Die Frau Ministerin hat auch gesagt, dass es eine Regelung für Quereinsteiger geben soll. Es soll Qualifizierungsauflagen geben. Wenn jemand eine halbjährige Probezeit mit Eignungsfeststellung hinter sich hat, dann kann er weiterbeschäftigt werden.

Meine sehr geehrten Damen und Herren, ich komme damit zum Praxissemester. Lieber Herr Kollege Wagner, vielleicht können Sie einen Moment aufmerksam sein. Da sind wir uns eigentlich einig. Es war für uns sehr wichtig – das ist auch ganz unstreitig –, dass in der ersten Phase der Lehrerausbildung mehr Praxisbezug erwünscht ist.

(Beifall des Abg. Mathias Wagner (Taunus) (BÜNDNIS 90/DIE GRÜNEN))

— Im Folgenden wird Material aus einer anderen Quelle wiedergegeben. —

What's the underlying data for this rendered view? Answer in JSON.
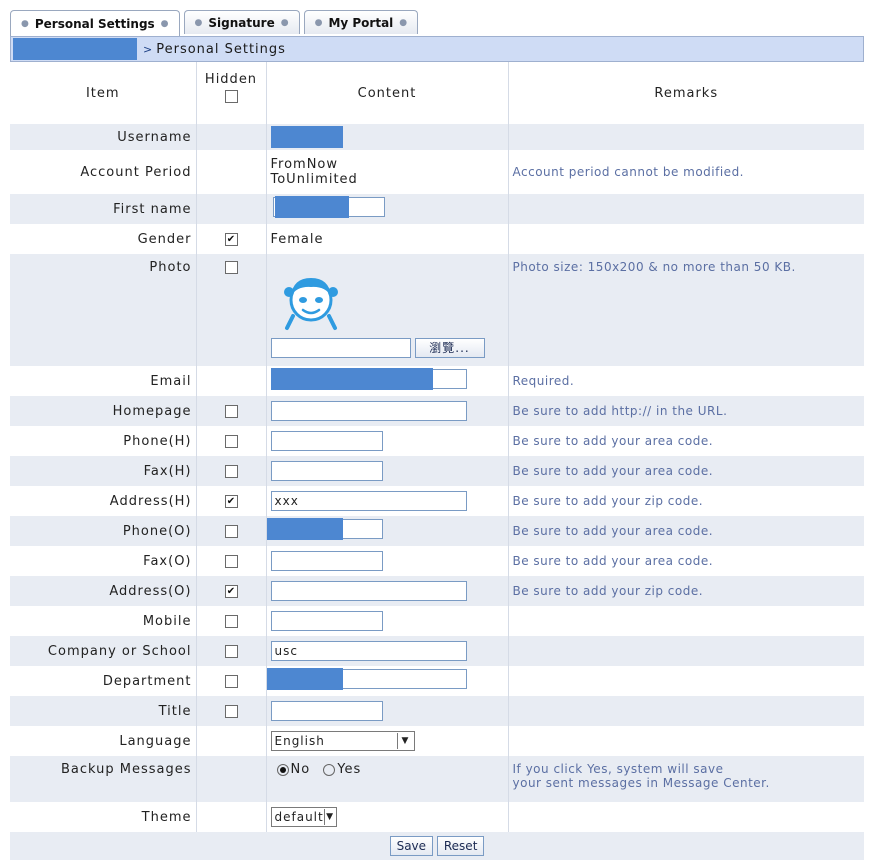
{
  "tabs": [
    {
      "label": "Personal Settings",
      "active": true
    },
    {
      "label": "Signature",
      "active": false
    },
    {
      "label": "My Portal",
      "active": false
    }
  ],
  "breadcrumb": {
    "current": "Personal Settings"
  },
  "table_header": {
    "item": "Item",
    "hidden": "Hidden",
    "content": "Content",
    "remarks": "Remarks"
  },
  "rows": {
    "username": {
      "label": "Username"
    },
    "account_period": {
      "label": "Account Period",
      "from": "FromNow",
      "to": "ToUnlimited",
      "remark": "Account period cannot be modified."
    },
    "first_name": {
      "label": "First name"
    },
    "gender": {
      "label": "Gender",
      "value": "Female",
      "hidden": true
    },
    "photo": {
      "label": "Photo",
      "remark": "Photo size: 150x200 & no more than 50 KB.",
      "browse_label": "瀏覽...",
      "hidden": false
    },
    "email": {
      "label": "Email",
      "remark": "Required."
    },
    "homepage": {
      "label": "Homepage",
      "remark": "Be sure to add http:// in the URL.",
      "hidden": false
    },
    "phone_h": {
      "label": "Phone(H)",
      "remark": "Be sure to add your area code.",
      "hidden": false
    },
    "fax_h": {
      "label": "Fax(H)",
      "remark": "Be sure to add your area code.",
      "hidden": false
    },
    "address_h": {
      "label": "Address(H)",
      "value": "xxx",
      "remark": "Be sure to add your zip code.",
      "hidden": true
    },
    "phone_o": {
      "label": "Phone(O)",
      "remark": "Be sure to add your area code.",
      "hidden": false
    },
    "fax_o": {
      "label": "Fax(O)",
      "remark": "Be sure to add your area code.",
      "hidden": false
    },
    "address_o": {
      "label": "Address(O)",
      "remark": "Be sure to add your zip code.",
      "hidden": true
    },
    "mobile": {
      "label": "Mobile",
      "hidden": false
    },
    "company": {
      "label": "Company or School",
      "value": "usc",
      "hidden": false
    },
    "department": {
      "label": "Department",
      "hidden": false
    },
    "title": {
      "label": "Title",
      "hidden": false
    },
    "language": {
      "label": "Language",
      "value": "English"
    },
    "backup": {
      "label": "Backup Messages",
      "option_no": "No",
      "option_yes": "Yes",
      "selected": "No",
      "remark_line1": "If you click Yes, system will save",
      "remark_line2": "your sent messages in Message Center."
    },
    "theme": {
      "label": "Theme",
      "value": "default"
    }
  },
  "actions": {
    "save": "Save",
    "reset": "Reset"
  },
  "colors": {
    "accent": "#4d87d1",
    "alt_row": "#e8ecf3",
    "remark_text": "#5b6fa3",
    "crumb_bg": "#cfdcf5"
  }
}
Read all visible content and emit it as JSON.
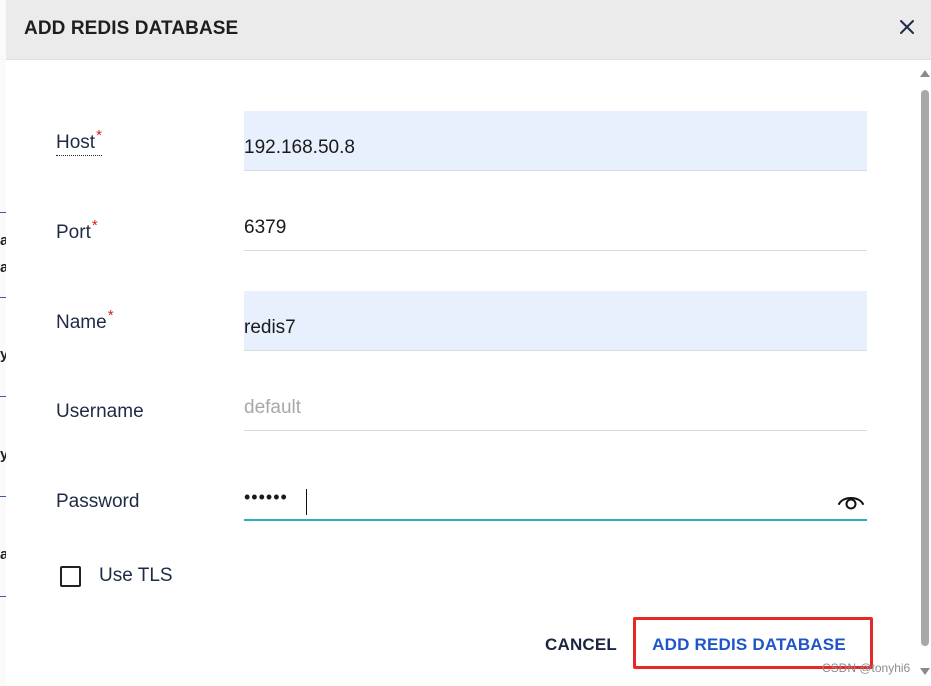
{
  "background": {
    "chars": [
      "a",
      "a",
      "y",
      "y",
      "a"
    ]
  },
  "dialog": {
    "title": "ADD REDIS DATABASE",
    "close_icon": "close-icon"
  },
  "form": {
    "host": {
      "label": "Host",
      "required_mark": "*",
      "value": "192.168.50.8"
    },
    "port": {
      "label": "Port",
      "required_mark": "*",
      "value": "6379"
    },
    "name": {
      "label": "Name",
      "required_mark": "*",
      "value": "redis7"
    },
    "username": {
      "label": "Username",
      "value": "",
      "placeholder": "default"
    },
    "password": {
      "label": "Password",
      "value": "••••••",
      "icon": "eye-icon"
    },
    "tls": {
      "label": "Use TLS",
      "checked": false
    }
  },
  "actions": {
    "cancel_label": "CANCEL",
    "submit_label": "ADD REDIS DATABASE"
  },
  "colors": {
    "accent": "#1f55c9",
    "focus": "#2ab0b8",
    "required": "#d32020",
    "highlight": "#e62828",
    "filled_bg": "#e8effd"
  },
  "watermark": "CSDN @tonyhi6"
}
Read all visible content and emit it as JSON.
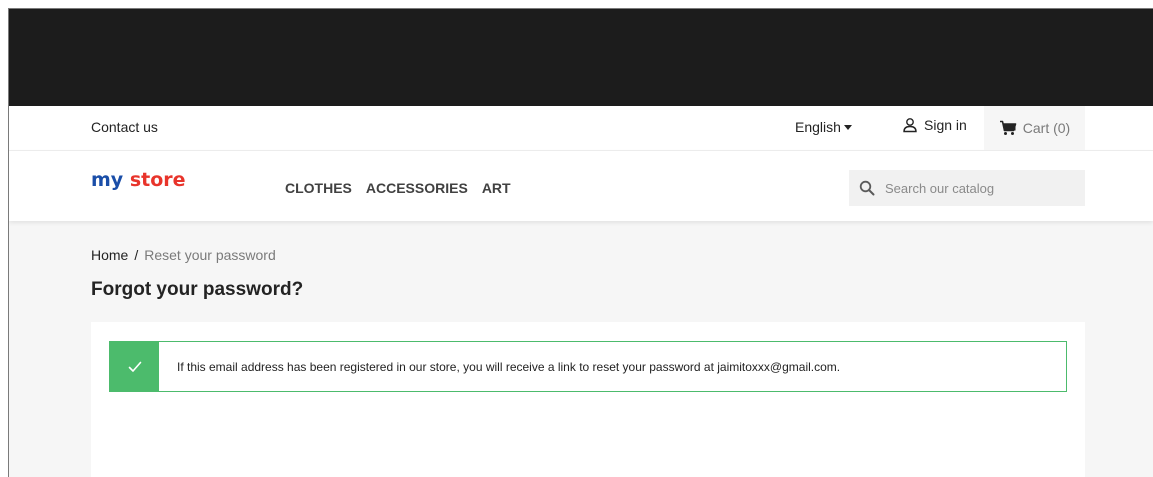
{
  "header": {
    "contact_label": "Contact us",
    "language": "English",
    "signin_label": "Sign in",
    "cart_label": "Cart (0)"
  },
  "logo": {
    "part1": "my",
    "part2": "store"
  },
  "menu": {
    "items": [
      {
        "label": "CLOTHES"
      },
      {
        "label": "ACCESSORIES"
      },
      {
        "label": "ART"
      }
    ]
  },
  "search": {
    "placeholder": "Search our catalog"
  },
  "breadcrumb": {
    "home": "Home",
    "separator": "/",
    "current": "Reset your password"
  },
  "page": {
    "title": "Forgot your password?"
  },
  "alert": {
    "message": "If this email address has been registered in our store, you will receive a link to reset your password at jaimitoxxx@gmail.com."
  },
  "colors": {
    "banner": "#1c1c1c",
    "success": "#4cbb6c",
    "logo_blue": "#1a4ea8",
    "logo_red": "#e8342b"
  },
  "icons": {
    "account": "user-icon",
    "cart": "cart-icon",
    "search": "search-icon",
    "alert": "check-icon",
    "language": "caret-down-icon"
  }
}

Ich bin gespannt, wie Sie abstimmen werden. Eigentlich müssten Sie, wenn ich mit meiner Rede fertig bin, sagen: Wir sind auch für den Entwurf.

Wir begrüßen daher ausdrücklich den Beschluss der Hessischen Landesregierung, ein echtes Praxissemester einführen zu wollen.

(Mathias Wagner (Taunus) (BÜNDNIS 90/DIE GRÜNEN): Wo?)

Ein solches Praxissemester würde nämlich die große Chance bieten – das haben Sie zu Recht moniert –, dass die Lehramtsstudenten früher erkennen können, ob sie für das angestrebte Berufsbild geeignet sind.

(Mathias Wagner (Taunus) (BÜNDNIS 90/DIE GRÜNEN): Sehr gut!)

Deshalb sollten sie schon während des Studiums ein halbes Jahr in die Schulen gehen. Wir haben vor, dass das von August bis Februar der Fall sein soll. Daran müssen die Universitäten – das ist ganz wichtig –, die Studienseminare und die Schulen beteiligt werden. Denn in die Schulen müssen sie gehen.

Das wird ein Novum sein. Wenn Sie so wollen, wird das ein Paradigmenwechsel sein. Das wird nicht ganz einfach zu händeln sein.

Das war für uns eine Bedingung. Ich sage das einmal ganz freimütig: Wir haben gesagt, wir gehen die Reduzierung von 24 auf 21 Monate mit, wenn das Praxissemester kommt.